We received the white unit to review (there’s also black and gold to pick from, the retail box has the device, charging materials and documentation); it’s a svelte object, packing a multi-touch 1280 x 720 HD screen on a 5.63 x 2.78 x 0.30 inch frame, and weighing in at 4.62 ounces. The white finish is accented by a chrome band which more or less separates the front from the back; the band houses the micro-USB and mics at the bottom, audio port at the top, and power button, volume rocker and sim slots and micro-sd slot on the one side.
The back feels textured, and the top piece on the front houses a subtle speaker grill, a 5 MP front-facing camera, which complements the primary 13 MP BSI camera on the back.
Under the hood, it isn’t shabby either. Out of the box, it comes with Android 4.4.4 OS. To run this , it sports a Snapdragon chip and Quad-core 1.5 GHz Cortex-A53 CPU. It comes with 16 GB of internal storage (expandable up to 128 GB via SD card) and 2 GB RAM and a sealed lithium ion 2200 mAh battery. Wi-fi (plus hotspot), Bluetooth LE, accelerometer, NFC, proximity sensor, compass, ambient light sensor? Check (x7).
Based on specs alone, it seems competitive, and we couldn’t wait to put it through the paces.

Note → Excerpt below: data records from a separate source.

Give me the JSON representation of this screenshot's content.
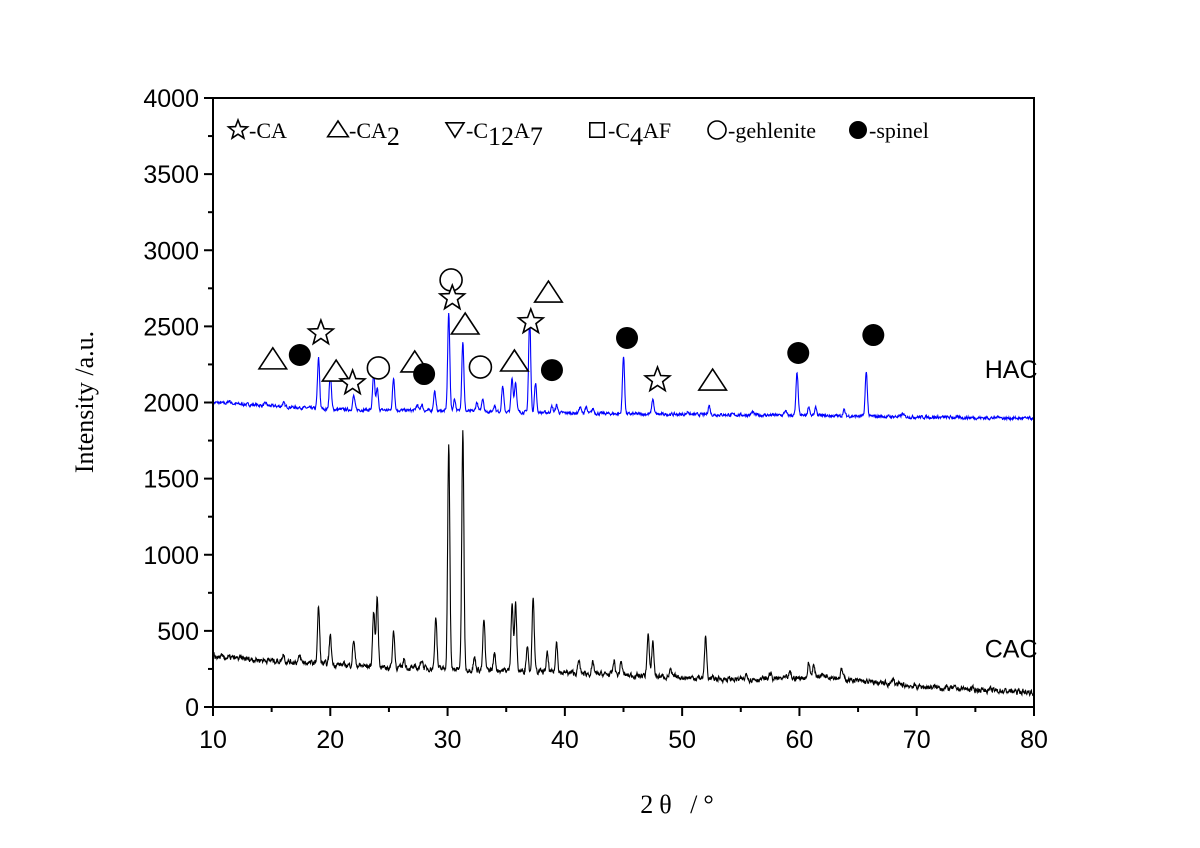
{
  "chart_data": {
    "type": "line",
    "title": "",
    "xlabel": "2θ /°",
    "ylabel": "Intensity /a.u.",
    "xlim": [
      10,
      80
    ],
    "ylim": [
      0,
      4000
    ],
    "xticks": [
      "10",
      "20",
      "30",
      "40",
      "50",
      "60",
      "70",
      "80"
    ],
    "yticks": [
      "0",
      "500",
      "1000",
      "1500",
      "2000",
      "2500",
      "3000",
      "3500",
      "4000"
    ],
    "grid": false,
    "legend_placement": "top",
    "legend": [
      {
        "symbol": "star",
        "label": "-CA"
      },
      {
        "symbol": "triangle",
        "label": "-CA",
        "sub": "2"
      },
      {
        "symbol": "triangle-down",
        "label": "-C",
        "sub": "12",
        "label2": "A",
        "sub2": "7"
      },
      {
        "symbol": "square",
        "label": "-C",
        "sub": "4",
        "label2": "AF"
      },
      {
        "symbol": "circle",
        "label": "-gehlenite"
      },
      {
        "symbol": "filled-circle",
        "label": "-spinel"
      }
    ],
    "series": [
      {
        "name": "HAC",
        "color": "#0000ff",
        "label_pos": [
          75.8,
          2220
        ],
        "baseline": [
          [
            10,
            2000
          ],
          [
            20,
            1955
          ],
          [
            30,
            1945
          ],
          [
            45,
            1925
          ],
          [
            60,
            1915
          ],
          [
            80,
            1895
          ]
        ],
        "noise": 12,
        "peaks": [
          [
            11.4,
            20
          ],
          [
            14.5,
            15
          ],
          [
            16,
            25
          ],
          [
            19.0,
            330
          ],
          [
            20.0,
            230
          ],
          [
            22.0,
            90
          ],
          [
            23.7,
            230
          ],
          [
            24.0,
            140
          ],
          [
            25.4,
            210
          ],
          [
            27.4,
            35
          ],
          [
            27.8,
            40
          ],
          [
            28.9,
            130
          ],
          [
            30.1,
            640
          ],
          [
            30.6,
            80
          ],
          [
            31.3,
            460
          ],
          [
            32.5,
            60
          ],
          [
            33.0,
            90
          ],
          [
            34.0,
            45
          ],
          [
            34.7,
            170
          ],
          [
            35.5,
            220
          ],
          [
            35.8,
            200
          ],
          [
            37.0,
            620
          ],
          [
            37.5,
            190
          ],
          [
            38.9,
            40
          ],
          [
            39.3,
            50
          ],
          [
            41.3,
            40
          ],
          [
            41.8,
            40
          ],
          [
            42.4,
            30
          ],
          [
            45.0,
            380
          ],
          [
            47.5,
            100
          ],
          [
            50.5,
            20
          ],
          [
            52.3,
            60
          ],
          [
            56,
            20
          ],
          [
            58.8,
            30
          ],
          [
            59.8,
            280
          ],
          [
            60.8,
            60
          ],
          [
            61.4,
            50
          ],
          [
            63.8,
            40
          ],
          [
            65.7,
            290
          ],
          [
            68.8,
            20
          ],
          [
            77,
            15
          ]
        ]
      },
      {
        "name": "CAC",
        "color": "#000000",
        "label_pos": [
          75.8,
          385
        ],
        "baseline": [
          [
            10,
            330
          ],
          [
            18,
            290
          ],
          [
            25,
            260
          ],
          [
            35,
            240
          ],
          [
            45,
            210
          ],
          [
            55,
            180
          ],
          [
            60,
            190
          ],
          [
            62,
            210
          ],
          [
            65,
            170
          ],
          [
            70,
            135
          ],
          [
            80,
            95
          ]
        ],
        "noise": 22,
        "peaks": [
          [
            16,
            50
          ],
          [
            17.4,
            40
          ],
          [
            19.0,
            370
          ],
          [
            20.0,
            190
          ],
          [
            22.0,
            170
          ],
          [
            23.7,
            360
          ],
          [
            24.0,
            460
          ],
          [
            25.4,
            240
          ],
          [
            26.3,
            60
          ],
          [
            27.8,
            60
          ],
          [
            29.0,
            350
          ],
          [
            30.1,
            1470
          ],
          [
            31.3,
            1560
          ],
          [
            32.3,
            80
          ],
          [
            33.1,
            330
          ],
          [
            34.0,
            110
          ],
          [
            35.5,
            450
          ],
          [
            35.8,
            440
          ],
          [
            36.8,
            170
          ],
          [
            37.3,
            500
          ],
          [
            38.5,
            120
          ],
          [
            39.3,
            200
          ],
          [
            41.2,
            80
          ],
          [
            42.4,
            70
          ],
          [
            44.2,
            90
          ],
          [
            44.8,
            90
          ],
          [
            47.1,
            280
          ],
          [
            47.5,
            230
          ],
          [
            49,
            40
          ],
          [
            52.0,
            270
          ],
          [
            55.5,
            40
          ],
          [
            57.5,
            40
          ],
          [
            59.2,
            40
          ],
          [
            60.8,
            90
          ],
          [
            61.2,
            70
          ],
          [
            63.6,
            60
          ],
          [
            68.0,
            40
          ]
        ]
      }
    ],
    "markers": [
      {
        "symbol": "triangle",
        "x": 15.1,
        "y": 2280
      },
      {
        "symbol": "filled-circle",
        "x": 17.4,
        "y": 2312
      },
      {
        "symbol": "star",
        "x": 19.2,
        "y": 2456
      },
      {
        "symbol": "triangle",
        "x": 20.5,
        "y": 2200
      },
      {
        "symbol": "star",
        "x": 21.9,
        "y": 2128
      },
      {
        "symbol": "circle",
        "x": 24.1,
        "y": 2227
      },
      {
        "symbol": "triangle",
        "x": 27.2,
        "y": 2260
      },
      {
        "symbol": "filled-circle",
        "x": 28.0,
        "y": 2187
      },
      {
        "symbol": "circle",
        "x": 30.3,
        "y": 2805
      },
      {
        "symbol": "star",
        "x": 30.4,
        "y": 2686
      },
      {
        "symbol": "triangle",
        "x": 31.5,
        "y": 2509
      },
      {
        "symbol": "circle",
        "x": 32.8,
        "y": 2233
      },
      {
        "symbol": "triangle",
        "x": 35.7,
        "y": 2266
      },
      {
        "symbol": "star",
        "x": 37.1,
        "y": 2529
      },
      {
        "symbol": "triangle",
        "x": 38.6,
        "y": 2719
      },
      {
        "symbol": "filled-circle",
        "x": 38.9,
        "y": 2213
      },
      {
        "symbol": "filled-circle",
        "x": 45.3,
        "y": 2424
      },
      {
        "symbol": "star",
        "x": 47.9,
        "y": 2148
      },
      {
        "symbol": "triangle",
        "x": 52.6,
        "y": 2141
      },
      {
        "symbol": "filled-circle",
        "x": 59.9,
        "y": 2325
      },
      {
        "symbol": "filled-circle",
        "x": 66.3,
        "y": 2443
      }
    ]
  }
}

Off the bat, from the on button press, the device is pretty snappy. Huawei overlays its skin over Android, and it is a gentle implementation that doesn’t distract too much from the core OS. The screen does do well; it isn’t a vivid as some high-end flagships, but it actually does pretty well in practice.
Google’s suite of mobile apps are front and center, and quite responsive; we rocked some heavy hitter games off the Play Store, and didn’t get any lag. The camera works well on conference calls, and the back one takes good snaps in the right lighting.

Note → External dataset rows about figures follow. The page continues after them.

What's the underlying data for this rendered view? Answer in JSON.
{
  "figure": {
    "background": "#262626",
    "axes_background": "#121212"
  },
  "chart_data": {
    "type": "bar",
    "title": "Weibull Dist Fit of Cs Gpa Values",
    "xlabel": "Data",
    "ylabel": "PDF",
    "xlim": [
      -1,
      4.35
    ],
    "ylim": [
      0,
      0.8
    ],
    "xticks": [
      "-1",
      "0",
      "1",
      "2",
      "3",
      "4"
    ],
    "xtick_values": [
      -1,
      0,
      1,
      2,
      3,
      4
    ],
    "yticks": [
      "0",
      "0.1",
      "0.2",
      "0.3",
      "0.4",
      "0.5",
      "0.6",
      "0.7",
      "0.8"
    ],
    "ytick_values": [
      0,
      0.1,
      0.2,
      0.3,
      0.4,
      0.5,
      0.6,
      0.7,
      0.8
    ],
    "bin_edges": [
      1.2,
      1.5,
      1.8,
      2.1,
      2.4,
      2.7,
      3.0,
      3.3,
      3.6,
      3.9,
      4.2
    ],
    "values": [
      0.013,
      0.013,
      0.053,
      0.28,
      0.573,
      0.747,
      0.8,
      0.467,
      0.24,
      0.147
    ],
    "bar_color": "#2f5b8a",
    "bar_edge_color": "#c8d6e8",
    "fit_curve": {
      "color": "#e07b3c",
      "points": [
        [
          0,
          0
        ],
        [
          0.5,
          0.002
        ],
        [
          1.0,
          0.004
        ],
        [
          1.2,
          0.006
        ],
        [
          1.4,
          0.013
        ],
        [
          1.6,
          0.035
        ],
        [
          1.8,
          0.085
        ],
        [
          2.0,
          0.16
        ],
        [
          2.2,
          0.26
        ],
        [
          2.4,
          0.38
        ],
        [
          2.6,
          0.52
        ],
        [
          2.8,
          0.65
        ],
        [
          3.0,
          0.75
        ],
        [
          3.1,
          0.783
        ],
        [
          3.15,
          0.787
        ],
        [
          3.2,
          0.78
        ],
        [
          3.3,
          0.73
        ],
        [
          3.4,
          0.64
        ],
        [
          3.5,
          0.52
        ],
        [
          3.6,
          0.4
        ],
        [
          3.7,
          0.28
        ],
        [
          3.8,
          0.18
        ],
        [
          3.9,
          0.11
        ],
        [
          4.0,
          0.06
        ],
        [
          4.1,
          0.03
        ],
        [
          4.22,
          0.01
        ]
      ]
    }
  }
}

Call quality (via T-Mobile) was pretty good two. I used it over Bluetooth and without, and audio quality was better than anticipated; the audio and mic openings work well.
And then… we have the price. The $250 asking price is definitely one of the top features, making it a great no-contract mid-range offering.
Now, the aforementioned skin does take a bit of a shine off of Material Design, and the wi-fi direct capabilities are restricted to other Huawei devices.
In the end, the positives are clearly on the weightier side, and as an Android option, it holds its own.